During last 3 months my main task was to develop algorithms to deal with common automation issues in a newer KUSANAGI. And most of them were struggles with regular expression, which was one of my weakness. I wouldn’t say that I got it now, but at least I’m confident to use regular expression to cherry-pick information from HTML like how cheerio does.

What I’ve wanted

I wish I could have done these things, but unfortunately these are what I couldn’t manage through.

Artificial Intelligence approaches in algorithms’ decision making

Our new software has lots of decision-making process that requires an artificial criterion. From the beginning we set those criteria by our hands, and wanted to let AI to decide which one to use; for example, to clusterize similar websites we used DBSCAN method but it was very partial in a whole project.

Python refactoring cases and newer approaches like PyTorch

As most of KUSANAGI was written in shell scripts, we wanted to refactorize to modern language such as Python or Node.js. First reason was the urging request of portable Docker images, and second was the lack of API Access to KUSANAGI control panel (which is a disgusting job for shell scripts). PyTorch was one of those libraries that I was keen on, but I just admired it from distance during whole year. As I learned Lua this year, maybe I can go directly to torch itself.

React and another Front Web Development

My last job with JavaScript framework was in 2014, with famous AngularJS. Since then, I saw how trends were moving from older to newer frameworks, but had no opportunity to use them in field. Next year I may have an opportunity to build a control panel, and use React to get used to it.

Deeper understanding of Cluster and Parallel computing

As I mentioned earlier, I barely have a theoretical idea of what parallel computing and multithreads are. I wish I could have done more things related with, but not big chances. Next year I might face parallel processing challenges with Node.js (even though its basic is single core threading) and cluster, but still have to study more.

A complete reading of ‘Operating System Concepts’

As a developer, I meet with different OS everyday. To re-visit what I’ve learned with Information Processing cources, I wanted to read The Dinosaur book again and get a clue from it. Due to my laziness I couldn’t but still this is a way to go.

AWS Certified Solutions Architect Professional

AWS SA Professional is next level challenge, as it requires lots of knowledge and flexible approaches with Cloud computing theory. But from the experience with SA Associate and what I’ve learned, I believe this exam will help me to get me on a next level.
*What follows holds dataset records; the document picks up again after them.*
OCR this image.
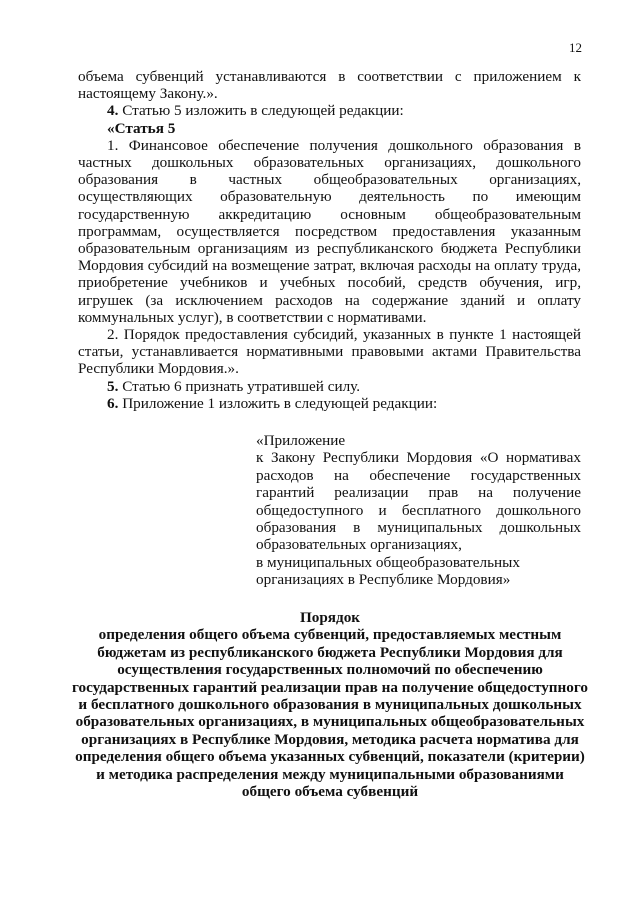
12

объема субвенций устанавливаются в соответствии с приложением к настоящему Закону.».

4. Статью 5 изложить в следующей редакции:

«Статья 5

1. Финансовое обеспечение получения дошкольного образования в частных дошкольных образовательных организациях, дошкольного образования в частных общеобразовательных организациях, осуществляющих образовательную деятельность по имеющим государственную аккредитацию основным общеобразовательным программам, осуществляется посредством предоставления указанным образовательным организациям из республиканского бюджета Республики Мордовия субсидий на возмещение затрат, включая расходы на оплату труда, приобретение учебников и учебных пособий, средств обучения, игр, игрушек (за исключением расходов на содержание зданий и оплату коммунальных услуг), в соответствии с нормативами.

2. Порядок предоставления субсидий, указанных в пункте 1 настоящей статьи, устанавливается нормативными правовыми актами Правительства Республики Мордовия.».

5. Статью 6 признать утратившей силу.

6. Приложение 1 изложить в следующей редакции:

«Приложение

к Закону Республики Мордовия «О нормативах расходов на обеспечение государственных гарантий реализации прав на получение общедоступного и бесплатного дошкольного образования в муниципальных дошкольных образовательных организациях,

в муниципальных общеобразовательных организациях в Республике Мордовия»

Порядок

определения общего объема субвенций, предоставляемых местным бюджетам из республиканского бюджета Республики Мордовия для осуществления государственных полномочий по обеспечению государственных гарантий реализации прав на получение общедоступного и бесплатного дошкольного образования в муниципальных дошкольных образовательных организациях, в муниципальных общеобразовательных организациях в Республике Мордовия, методика расчета норматива для определения общего объема указанных субвенций, показатели (критерии) и методика распределения между муниципальными образованиями общего объема субвенций
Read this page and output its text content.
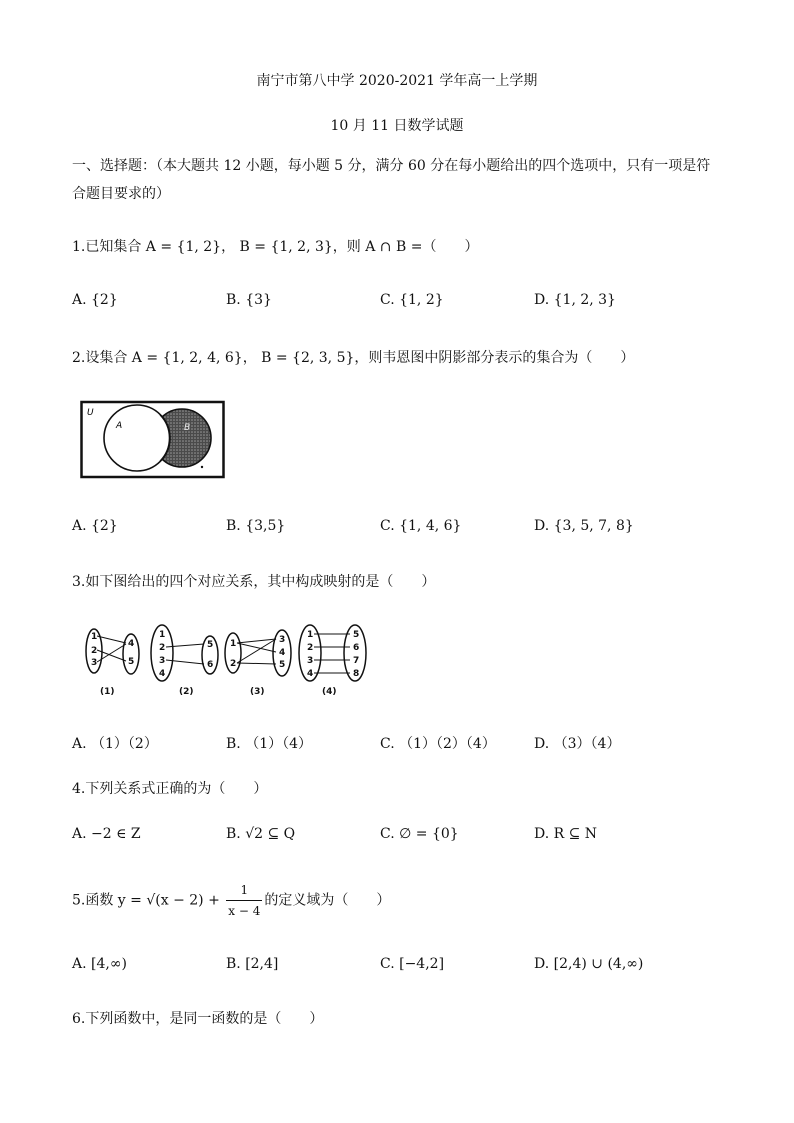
南宁市第八中学 2020-2021 学年高一上学期
10 月 11 日数学试题
一、选择题：（本大题共 12 小题，每小题 5 分，满分 60 分在每小题给出的四个选项中，只有一项是符合题目要求的）
1.已知集合 A = {1, 2}， B = {1, 2, 3}，则 A ∩ B =（　　）
A. {2}	B. {3}	C. {1, 2}	D. {1, 2, 3}
2.设集合 A = {1, 2, 4, 6}， B = {2, 3, 5}，则韦恩图中阴影部分表示的集合为（　　）
U
A	B
A. {2}	B. {3,5}	C. {1, 4, 6}	D. {3, 5, 7, 8}
3.如下图给出的四个对应关系，其中构成映射的是（　　）
1
2
3
4
5
(1)
1
2
3
4
5
6
(2)
1
2
3
4
5
(3)
1
2
3
4
5
6
7
8
(4)
A. （1）（2）	B. （1）（4）	C. （1）（2）（4）	D. （3）（4）
4.下列关系式正确的为（　　）
A. −2 ∈ Z	B. √2 ⊆ Q	C. ∅ = {0}	D. R ⊆ N
5.函数 $y = √(x - 2) + \frac{1}{x - 4}$ 的定义域为（　　）
A. [4,∞)	B. [2,4]	C. [−4,2]	D. [2,4) ∪ (4,∞)
6.下列函数中，是同一函数的是（　　）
AWS Certified Developers Associate

Lately I discovered how efficiency in team-level trains developer much faster. We’re in a verge of introducing new tools such as Azure and AWS DevOps, so I found this exam as a good eye-opening introduction for Cloud developing environment.


Closing

It took few hours to summarize it but worthy enough. I wish I could get better next year and share my thoughts more often, as I’m pretty sure that I’ve forgotten a lot of things that I’ve done this year.